Eliana Cardoso*
A publicação da teoria da evolução de Darwin faz 150 anos. Para celebrar o aniversário, o website do "The Economist" reproduziu gráfico da revista "Science" de 2006, baseado em estudo que mostra o atraso das crenças americanas em relação às de outros países ricos. Em 2005, mais de 70% da população da Dinamarca, Suécia, França e Japão aceitava a teoria da evolução. Nos EUA, ao contrário, só 40%. Em matéria de ignorância científica, os EUA estavam mais próximos da Turquia, onde apenas cerca de 30% da população pensava que a teoria de Darwin era verdadeira. O pior é que, nos 20 anos entre 1985 e 2005, a percentagem que acreditava na evolução nos EUA caíra cinco pontos percentuais. Embora 78% dos adultos concordassem que a seleção natural existia entre plantas e animais, 60% afirmavam que Deus criara o ser humano como ele é hoje.
Os dados revelam o analfabetismo científico ainda vigente no mundo moderno e fazem pensar em outras formas de ignorância. No filme "O Leitor", em cartaz nos cinemas de São Paulo, Hanna não sabe ler. Seu analfabetismo serve de metáfora à nossa falta de entendimento do Holocausto.
Ex-guarda em campos de exterminação, Hanna tem um caso amoroso com Michael, um garoto 21 anos mais novo. Em seguida, desaparece. Ele vai estudar direito e se surpreende ao revê-la como ré em julgamento por crimes nazistas. Michael tem uma informação que pode usar para reduzir a pena de Hanna. Mas será que deve revelar a verdade e ajudar quem tem culpa de crimes nazistas? Ou deve misturar-se aos que buscam um bode expiatório? Pode deixar exposto seu relacionamento juvenil com a ré?
Michael quer entender o crime de Hanna e ao mesmo tempo condená-la.
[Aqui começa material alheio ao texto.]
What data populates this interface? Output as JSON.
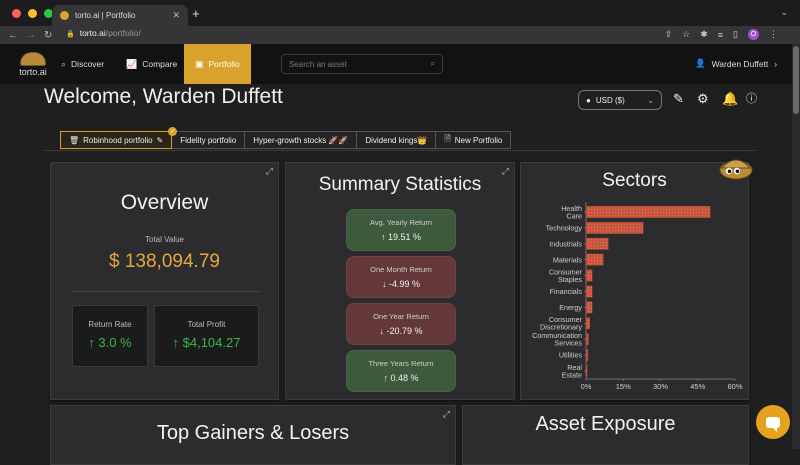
{
  "browser": {
    "tab_title": "torto.ai | Portfolio",
    "url_host": "torto.ai",
    "url_path": "/portfolio/",
    "profile_initial": "O"
  },
  "nav": {
    "logo_text": "torto.ai",
    "items": [
      {
        "label": "Discover",
        "icon": "search-icon"
      },
      {
        "label": "Compare",
        "icon": "chart-icon"
      },
      {
        "label": "Portfolio",
        "icon": "briefcase-icon",
        "active": true
      }
    ],
    "search_placeholder": "Search an asset",
    "user_name": "Warden Duffett"
  },
  "header": {
    "welcome": "Welcome, Warden Duffett",
    "currency": "USD ($)"
  },
  "portfolio_tabs": [
    {
      "label": "Robinhood portfolio",
      "active": true
    },
    {
      "label": "Fidelity portfolio"
    },
    {
      "label": "Hyper-growth stocks 🚀🚀"
    },
    {
      "label": "Dividend kings👑"
    },
    {
      "label": "New Portfolio"
    }
  ],
  "overview": {
    "title": "Overview",
    "total_value_label": "Total Value",
    "total_value": "$ 138,094.79",
    "return_rate_label": "Return Rate",
    "return_rate": "↑ 3.0 %",
    "total_profit_label": "Total Profit",
    "total_profit": "↑ $4,104.27"
  },
  "summary": {
    "title": "Summary Statistics",
    "stats": [
      {
        "label": "Avg. Yearly Return",
        "value": "↑ 19.51 %",
        "trend": "positive"
      },
      {
        "label": "One Month Return",
        "value": "↓ -4.99 %",
        "trend": "negative"
      },
      {
        "label": "One Year Return",
        "value": "↓ -20.79 %",
        "trend": "negative"
      },
      {
        "label": "Three Years Return",
        "value": "↑ 0.48 %",
        "trend": "positive"
      }
    ]
  },
  "sectors": {
    "title": "Sectors"
  },
  "bottom": {
    "gainers_title": "Top Gainers & Losers",
    "exposure_title": "Asset Exposure"
  },
  "colors": {
    "accent": "#d9a22d",
    "positive": "#3fb54a",
    "bar_fill": "#c8553d"
  },
  "chart_data": {
    "type": "bar",
    "orientation": "horizontal",
    "categories": [
      [
        "Health",
        "Care"
      ],
      [
        "Technology"
      ],
      [
        "Industrials"
      ],
      [
        "Materials"
      ],
      [
        "Consumer",
        "Staples"
      ],
      [
        "Financials"
      ],
      [
        "Energy"
      ],
      [
        "Consumer",
        "Discretionary"
      ],
      [
        "Communication",
        "Services"
      ],
      [
        "Utilities"
      ],
      [
        "Real",
        "Estate"
      ]
    ],
    "values": [
      50,
      23,
      9,
      7,
      2.5,
      2.5,
      2.5,
      1.5,
      1,
      0.8,
      0.5
    ],
    "xlim": [
      0,
      60
    ],
    "xticks": [
      "0%",
      "15%",
      "30%",
      "45%",
      "60%"
    ],
    "xtick_values": [
      0,
      15,
      30,
      45,
      60
    ],
    "bar_color": "#c8553d"
  }
}
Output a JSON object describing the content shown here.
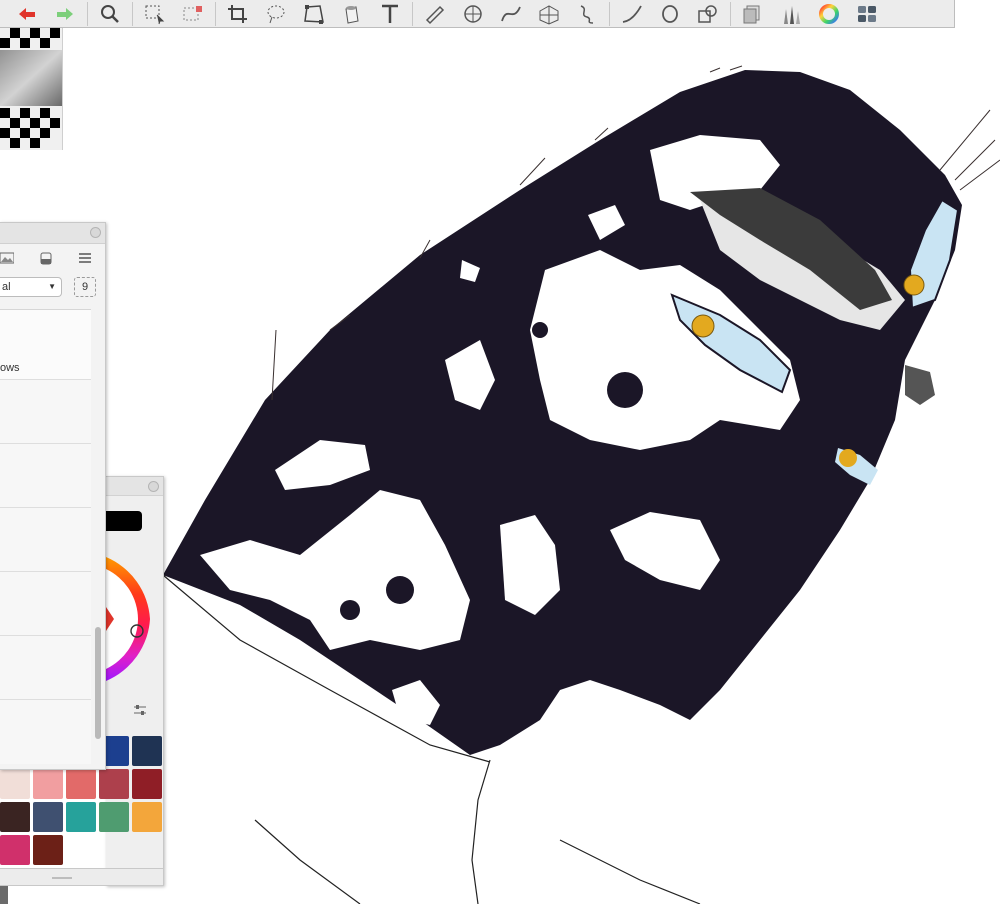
{
  "app": {
    "toolbar": {
      "tools": [
        {
          "name": "undo-icon",
          "color": "#e0342b"
        },
        {
          "name": "redo-icon",
          "color": "#7ccf7a"
        },
        {
          "name": "zoom-icon"
        },
        {
          "name": "selection-icon"
        },
        {
          "name": "selection-options-icon"
        },
        {
          "name": "crop-icon"
        },
        {
          "name": "lasso-icon"
        },
        {
          "name": "transform-icon"
        },
        {
          "name": "fill-bucket-icon"
        },
        {
          "name": "text-tool-icon",
          "glyph": "T"
        },
        {
          "name": "ruler-icon"
        },
        {
          "name": "symmetry-icon"
        },
        {
          "name": "curve-icon"
        },
        {
          "name": "perspective-grid-icon"
        },
        {
          "name": "style-icon"
        },
        {
          "name": "stroke-icon"
        },
        {
          "name": "ellipse-icon"
        },
        {
          "name": "shape-icon"
        },
        {
          "name": "layers-icon"
        },
        {
          "name": "brush-library-icon"
        },
        {
          "name": "color-wheel-icon"
        },
        {
          "name": "color-swatches-icon"
        }
      ]
    },
    "layers_panel": {
      "blend_mode": "al",
      "opacity_value": "9",
      "layer_names": [
        "",
        "ows",
        "",
        "",
        "",
        "",
        ""
      ]
    },
    "color_panel": {
      "current_color": "#000000"
    },
    "swatches": [
      {
        "row": 0,
        "col": 3,
        "color": "#1c3f8f"
      },
      {
        "row": 0,
        "col": 4,
        "color": "#1f3353"
      },
      {
        "row": 1,
        "col": 0,
        "color": "#f1ded8"
      },
      {
        "row": 1,
        "col": 1,
        "color": "#f19ea0"
      },
      {
        "row": 1,
        "col": 2,
        "color": "#e26a69"
      },
      {
        "row": 1,
        "col": 3,
        "color": "#ad404c"
      },
      {
        "row": 1,
        "col": 4,
        "color": "#8f1e26"
      },
      {
        "row": 2,
        "col": 0,
        "color": "#3a2422"
      },
      {
        "row": 2,
        "col": 1,
        "color": "#3f5070"
      },
      {
        "row": 2,
        "col": 2,
        "color": "#26a29b"
      },
      {
        "row": 2,
        "col": 3,
        "color": "#4f9c70"
      },
      {
        "row": 2,
        "col": 4,
        "color": "#f3a63b"
      },
      {
        "row": 3,
        "col": 0,
        "color": "#d0306b"
      },
      {
        "row": 3,
        "col": 1,
        "color": "#6c2017"
      }
    ],
    "artwork": {
      "skin_dark": "#1b1627",
      "skin_light": "#ffffff",
      "iris_color": "#e3a91f",
      "sclera_color": "#c9e4f3"
    }
  }
}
Quando seu entendimento avança, sua condenação vacila. Quando a condena, não sobra espaço para entendimento. Entendimento e condenação são tarefas inconciliáveis a um só tempo. Michael nada faz. Talvez porque tivesse entendido que, para Hanna, a vergonha do analfabetismo era mais grave do que o castigo pelos crimes que cometera.
Hanna não é apenas simples e direta. Enquanto analfabeta, ela ignora a diferença entre o bem e o mal. Perto do fim, Michael a visita na prisão e lhe pergunta se ela aprendera alguma coisa durante aqueles anos de isolamento. Ela responde: "Aprendi a ler". E completa: "Sempre tive o sentimento de que ninguém me entendia (...). E quem não entende não pode condenar. Nem mesmo a corte pode me chamar a prestar contas. Mas os mortos podem. Eles entendem. Aqui na prisão eles estão comigo. Eles vêm todas as noites". Tendo aprendido a ler, Hanna aprendeu também a ter culpa e não pode mais viver consigo mesma.
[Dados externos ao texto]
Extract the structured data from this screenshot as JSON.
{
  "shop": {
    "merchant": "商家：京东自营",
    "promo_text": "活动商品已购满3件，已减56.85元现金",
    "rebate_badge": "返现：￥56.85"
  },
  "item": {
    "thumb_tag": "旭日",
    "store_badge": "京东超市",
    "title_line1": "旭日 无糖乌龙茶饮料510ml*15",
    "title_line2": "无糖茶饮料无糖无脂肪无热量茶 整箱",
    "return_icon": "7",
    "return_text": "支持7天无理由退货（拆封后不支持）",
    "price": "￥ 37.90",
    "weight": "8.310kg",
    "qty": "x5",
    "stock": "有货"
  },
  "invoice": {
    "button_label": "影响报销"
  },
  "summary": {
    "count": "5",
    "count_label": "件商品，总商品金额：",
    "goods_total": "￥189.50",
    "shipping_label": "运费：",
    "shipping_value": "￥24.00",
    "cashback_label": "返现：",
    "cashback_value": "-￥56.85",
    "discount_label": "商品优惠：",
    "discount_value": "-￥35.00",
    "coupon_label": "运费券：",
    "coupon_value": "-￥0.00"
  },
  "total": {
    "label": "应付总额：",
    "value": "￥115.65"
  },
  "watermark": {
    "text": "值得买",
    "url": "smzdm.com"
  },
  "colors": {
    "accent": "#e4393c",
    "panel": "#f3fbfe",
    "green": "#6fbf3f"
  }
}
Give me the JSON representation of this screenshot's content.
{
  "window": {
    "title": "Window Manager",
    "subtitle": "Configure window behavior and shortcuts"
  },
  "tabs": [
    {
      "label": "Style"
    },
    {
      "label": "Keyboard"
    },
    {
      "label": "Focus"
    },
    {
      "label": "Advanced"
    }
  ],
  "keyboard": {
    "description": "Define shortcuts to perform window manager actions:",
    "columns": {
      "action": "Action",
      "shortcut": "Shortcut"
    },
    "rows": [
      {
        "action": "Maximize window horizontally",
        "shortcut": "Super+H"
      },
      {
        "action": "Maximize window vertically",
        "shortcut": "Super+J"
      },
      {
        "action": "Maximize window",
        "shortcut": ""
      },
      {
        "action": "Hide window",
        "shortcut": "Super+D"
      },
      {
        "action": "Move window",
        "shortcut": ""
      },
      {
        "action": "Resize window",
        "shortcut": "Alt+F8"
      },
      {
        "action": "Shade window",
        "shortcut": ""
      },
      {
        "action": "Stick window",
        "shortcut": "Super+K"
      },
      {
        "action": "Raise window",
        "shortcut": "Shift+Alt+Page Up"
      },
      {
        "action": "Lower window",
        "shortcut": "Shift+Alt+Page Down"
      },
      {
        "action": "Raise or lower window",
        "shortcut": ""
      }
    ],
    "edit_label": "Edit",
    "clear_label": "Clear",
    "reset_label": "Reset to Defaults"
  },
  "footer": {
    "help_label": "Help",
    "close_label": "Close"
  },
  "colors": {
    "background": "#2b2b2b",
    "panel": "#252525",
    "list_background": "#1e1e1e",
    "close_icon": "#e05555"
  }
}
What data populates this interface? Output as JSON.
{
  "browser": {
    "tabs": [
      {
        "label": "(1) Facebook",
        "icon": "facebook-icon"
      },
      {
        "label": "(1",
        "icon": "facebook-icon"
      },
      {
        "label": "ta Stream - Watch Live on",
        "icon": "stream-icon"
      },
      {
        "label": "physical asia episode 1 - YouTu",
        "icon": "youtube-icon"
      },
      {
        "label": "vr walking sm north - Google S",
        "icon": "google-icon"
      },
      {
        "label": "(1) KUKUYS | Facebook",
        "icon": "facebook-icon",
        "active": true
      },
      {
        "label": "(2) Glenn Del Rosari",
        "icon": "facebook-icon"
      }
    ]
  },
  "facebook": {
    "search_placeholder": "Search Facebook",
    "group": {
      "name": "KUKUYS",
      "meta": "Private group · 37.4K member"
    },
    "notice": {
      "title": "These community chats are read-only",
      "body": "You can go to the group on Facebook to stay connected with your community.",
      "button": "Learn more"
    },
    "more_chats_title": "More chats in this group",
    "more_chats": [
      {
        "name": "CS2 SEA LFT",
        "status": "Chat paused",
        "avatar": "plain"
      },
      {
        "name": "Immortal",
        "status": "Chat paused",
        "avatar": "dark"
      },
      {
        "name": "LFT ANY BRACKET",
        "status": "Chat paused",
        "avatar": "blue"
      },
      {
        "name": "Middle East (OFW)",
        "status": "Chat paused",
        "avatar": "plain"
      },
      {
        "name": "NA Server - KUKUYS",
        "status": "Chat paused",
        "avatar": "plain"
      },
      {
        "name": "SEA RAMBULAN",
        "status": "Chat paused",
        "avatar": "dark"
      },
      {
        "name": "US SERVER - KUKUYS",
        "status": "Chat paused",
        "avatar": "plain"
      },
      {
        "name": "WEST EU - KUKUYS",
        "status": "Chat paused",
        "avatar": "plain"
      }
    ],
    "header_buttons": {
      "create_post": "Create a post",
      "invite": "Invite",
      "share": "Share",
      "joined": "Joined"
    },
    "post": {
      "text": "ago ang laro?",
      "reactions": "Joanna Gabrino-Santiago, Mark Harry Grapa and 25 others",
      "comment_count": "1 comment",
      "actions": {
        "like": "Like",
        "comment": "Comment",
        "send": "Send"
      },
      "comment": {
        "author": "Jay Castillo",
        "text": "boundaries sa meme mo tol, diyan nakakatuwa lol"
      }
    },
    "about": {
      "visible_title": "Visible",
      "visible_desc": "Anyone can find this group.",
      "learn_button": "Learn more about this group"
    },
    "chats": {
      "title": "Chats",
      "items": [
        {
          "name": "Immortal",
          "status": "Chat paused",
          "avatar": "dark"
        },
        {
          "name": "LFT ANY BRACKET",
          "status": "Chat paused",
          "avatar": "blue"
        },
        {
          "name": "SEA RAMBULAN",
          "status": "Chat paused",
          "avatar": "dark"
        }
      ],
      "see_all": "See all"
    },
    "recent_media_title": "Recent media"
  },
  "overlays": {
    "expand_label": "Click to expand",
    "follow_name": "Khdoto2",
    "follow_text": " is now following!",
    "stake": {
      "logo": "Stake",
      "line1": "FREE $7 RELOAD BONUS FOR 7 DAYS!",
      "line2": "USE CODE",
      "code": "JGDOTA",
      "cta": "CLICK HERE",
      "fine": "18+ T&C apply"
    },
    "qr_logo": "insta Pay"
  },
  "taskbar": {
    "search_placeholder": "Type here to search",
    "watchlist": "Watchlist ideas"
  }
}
Arnold Toynbee (renomado historiador inglês) e Daisaku Ikeda (líder de organização budista mundial dedicada à promoção da educação) conversaram durante vários dias em Londres, entre 1972 e 1974. O longo diálogo está reproduzido no livro "Choose Life" (2007). Nele, Toynbee diz que o ser humano tem consciência da diferença entre o bem e o mal.
Lendo aquela conversa dos dois sábios, sou levada a acreditar que escolher o bem é escolher a vida. E que, para Hanna, a consciência do bem e do mal veio tarde demais. Tendo escolhido a morte para milhares de outras mulheres, ela não tinha saída. "A lei da vida é o carma", diz Toynbee. "Ações produzem consequências e essas consequências são inescapáveis."
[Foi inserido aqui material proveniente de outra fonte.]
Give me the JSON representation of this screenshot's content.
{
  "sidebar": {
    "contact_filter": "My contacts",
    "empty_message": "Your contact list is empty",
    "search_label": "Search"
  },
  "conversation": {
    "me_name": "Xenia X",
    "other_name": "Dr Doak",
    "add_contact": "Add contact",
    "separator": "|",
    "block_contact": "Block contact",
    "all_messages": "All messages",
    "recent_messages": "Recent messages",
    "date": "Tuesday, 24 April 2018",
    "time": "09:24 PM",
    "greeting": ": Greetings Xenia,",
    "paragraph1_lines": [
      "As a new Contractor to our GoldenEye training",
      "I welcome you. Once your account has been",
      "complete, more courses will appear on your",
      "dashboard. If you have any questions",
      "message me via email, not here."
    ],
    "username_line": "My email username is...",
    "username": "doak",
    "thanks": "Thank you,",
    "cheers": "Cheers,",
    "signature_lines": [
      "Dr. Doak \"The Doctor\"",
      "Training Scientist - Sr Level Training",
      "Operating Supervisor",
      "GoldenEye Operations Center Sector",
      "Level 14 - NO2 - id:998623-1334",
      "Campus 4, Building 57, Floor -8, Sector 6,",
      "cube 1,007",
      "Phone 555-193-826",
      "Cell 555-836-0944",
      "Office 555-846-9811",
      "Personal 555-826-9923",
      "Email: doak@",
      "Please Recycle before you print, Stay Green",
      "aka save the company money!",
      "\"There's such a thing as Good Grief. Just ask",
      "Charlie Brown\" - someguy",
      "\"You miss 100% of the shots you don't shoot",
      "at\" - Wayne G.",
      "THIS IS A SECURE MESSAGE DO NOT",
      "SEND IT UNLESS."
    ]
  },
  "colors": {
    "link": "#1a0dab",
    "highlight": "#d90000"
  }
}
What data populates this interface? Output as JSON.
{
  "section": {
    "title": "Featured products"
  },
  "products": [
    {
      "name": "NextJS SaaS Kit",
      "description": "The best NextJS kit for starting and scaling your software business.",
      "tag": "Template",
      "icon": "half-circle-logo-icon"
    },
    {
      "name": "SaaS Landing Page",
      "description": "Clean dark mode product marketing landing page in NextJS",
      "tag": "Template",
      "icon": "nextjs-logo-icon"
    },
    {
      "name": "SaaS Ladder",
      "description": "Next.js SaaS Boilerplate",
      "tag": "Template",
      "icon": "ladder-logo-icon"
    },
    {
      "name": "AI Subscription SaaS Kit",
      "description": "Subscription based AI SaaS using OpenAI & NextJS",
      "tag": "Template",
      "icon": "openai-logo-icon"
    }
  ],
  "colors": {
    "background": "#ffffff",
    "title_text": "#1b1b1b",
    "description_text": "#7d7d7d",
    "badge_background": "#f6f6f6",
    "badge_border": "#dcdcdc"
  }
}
Para Toynbee, o carma vale também para comunidades humanas. A rede de relações entre seres humanos mortais, que substituem seus predecessores e são substituídos por seus sucessores, persiste muito além da vida individual. A continuidade dessas relações perpetua a vida através do tempo e torna possível a operação do carma na história da sociedade humana.
Como ela é uma rede de regras e costumes, mesmo que não pareça existir uma conexão lógica entre as regras que governam o comportamento humano em diferentes áreas, existe uma conexão psicológica. Não é por acaso que uma permissividade excessiva na área sexual se faça acompanhar de abuso de drogas, desonestidade e uso da violência para ganhos pessoais ou poder político.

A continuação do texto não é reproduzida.